Almost everything gets parsed correctly with the following grok pattern:
%{POSTGRESQL_REMOTE_HOST:postgresql.remote_host} %{POSTGRESQL_USER:user.name} %{POSTGRESQL_DB_NAME:postgresql.log.database} %{WORD}\[%{NUMBER:process.pid:long}\]: \[%{BASE16FLOAT:postgresql.log.session_line_number:long}\-%{INT}\]%{SPACE}%{WORD:log.level}: (?:%{POSTGRESQL_ERROR:postgresql.log.sql_state_code}|%{SPACE})(duration: %{NUMBER:temp.duration:float} ms %{POSTGRESQL_QUERY_STEP}: %{ULTRAGREEDYDATA:postgresql.log.query}|: %{ULTRAGREEDYDATA:tmp.message}|%{ULTRAGREEDYDATA:tmp.message})
However the greedydata-dumping into "postgresql.log.query" cuts off as soon as a newline character is processed.
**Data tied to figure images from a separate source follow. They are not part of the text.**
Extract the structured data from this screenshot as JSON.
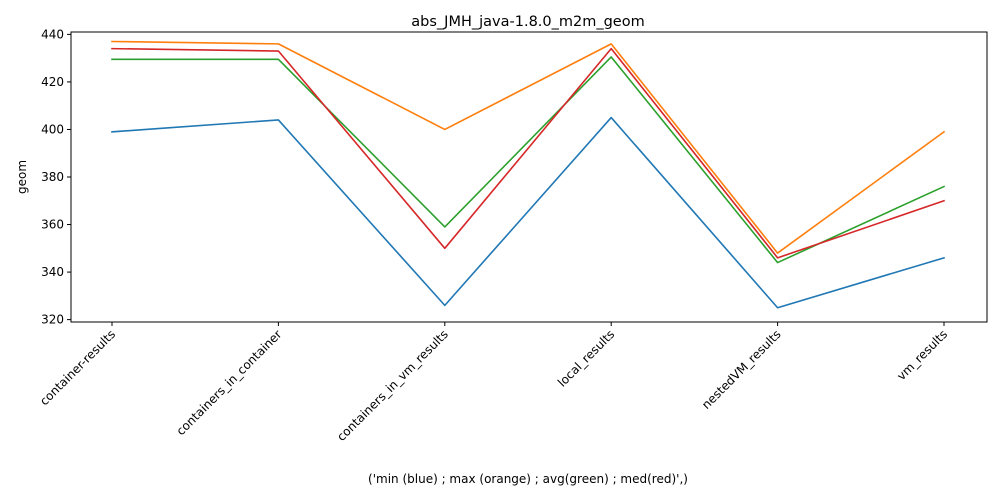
{
  "chart_data": {
    "type": "line",
    "title": "abs_JMH_java-1.8.0_m2m_geom",
    "xlabel": "('min (blue) ; max (orange) ; avg(green) ; med(red)',)",
    "ylabel": "geom",
    "categories": [
      "container-results",
      "containers_in_container",
      "containers_in_vm_results",
      "local_results",
      "nestedVM_results",
      "vm_results"
    ],
    "ylim": [
      319,
      441
    ],
    "yticks": [
      320,
      340,
      360,
      380,
      400,
      420,
      440
    ],
    "grid": false,
    "series": [
      {
        "color": "#1f77b4",
        "values": [
          399,
          404,
          326,
          405,
          325,
          346
        ]
      },
      {
        "color": "#ff7f0e",
        "values": [
          437,
          436,
          400,
          436,
          348,
          399
        ]
      },
      {
        "color": "#2ca02c",
        "values": [
          429.5,
          429.5,
          359,
          430.5,
          344,
          376
        ]
      },
      {
        "color": "#d62728",
        "values": [
          434,
          433,
          350,
          434,
          346,
          370
        ]
      }
    ]
  }
}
Here's an example log which contains the literal tabs and newlines:
2023-05-09 08:02:03 CEST [local] postgres postgres postgres[375010]: [9-1] LOG: duration: 0.182 ms statement: SELECT * FROM adis
WHERE navn='Adis Pinjic'
;
When I expand its indexed document in the Discover tab and select JSON-output the message field contains the following:
"message": "2023-05-09 08:02:03 CEST [local] postgres postgres postgres[375010]: [9-1] LOG: duration: 0.182 ms statement: SELECT * FROM adis\n\tWHERE navn='Adis Pinjic'\n\t;",
Here you can see that postgresql.log.query gets cut off (in the same document):
"postgresql": {
"log": {
"database": "postgres",
"query": "SELECT * FROM adis",
"session_line_number": 9,
"query_step": "statement",
"timestamp": "2023-05-09 08:02:03 CEST"
},
"remote_host": "[local]"
},
The use of the "ULTRAGREEDYDATA" custom pattern is just a desperate attempt to allow any type of newline and tab characters. It looks like this:
"pattern_definitions": {
"ULTRAGREEDYDATA": """(.|\t|\n|\r|\s)*""",
The "Custom Logs" integration I use to harvest the postgresql log file has the following multiline configuration in the integration's "Custom configuration":
multiline:
match: after
type: pattern
pattern: '^\d{4}-\d{2}-\d{2}'
negate: true
Have any of you solved a similar problem in your own clusters or have any pointers for how to debug this further? Our whole stack is running 8.6.2 (ES, Kibana, Logstash and Elastic Agents).
I've tried recreating the issue in the Grok Debugger, however the grok pattern has no problem parsing the \n
and \t
text from the message field ( SELECT * FROM adis\n\tWHERE navn='Adis Pinjic'\n\t;
). I suspect that I don't quite understand how the Elastic Agent actually feeds the multiline data to Elasticsearch.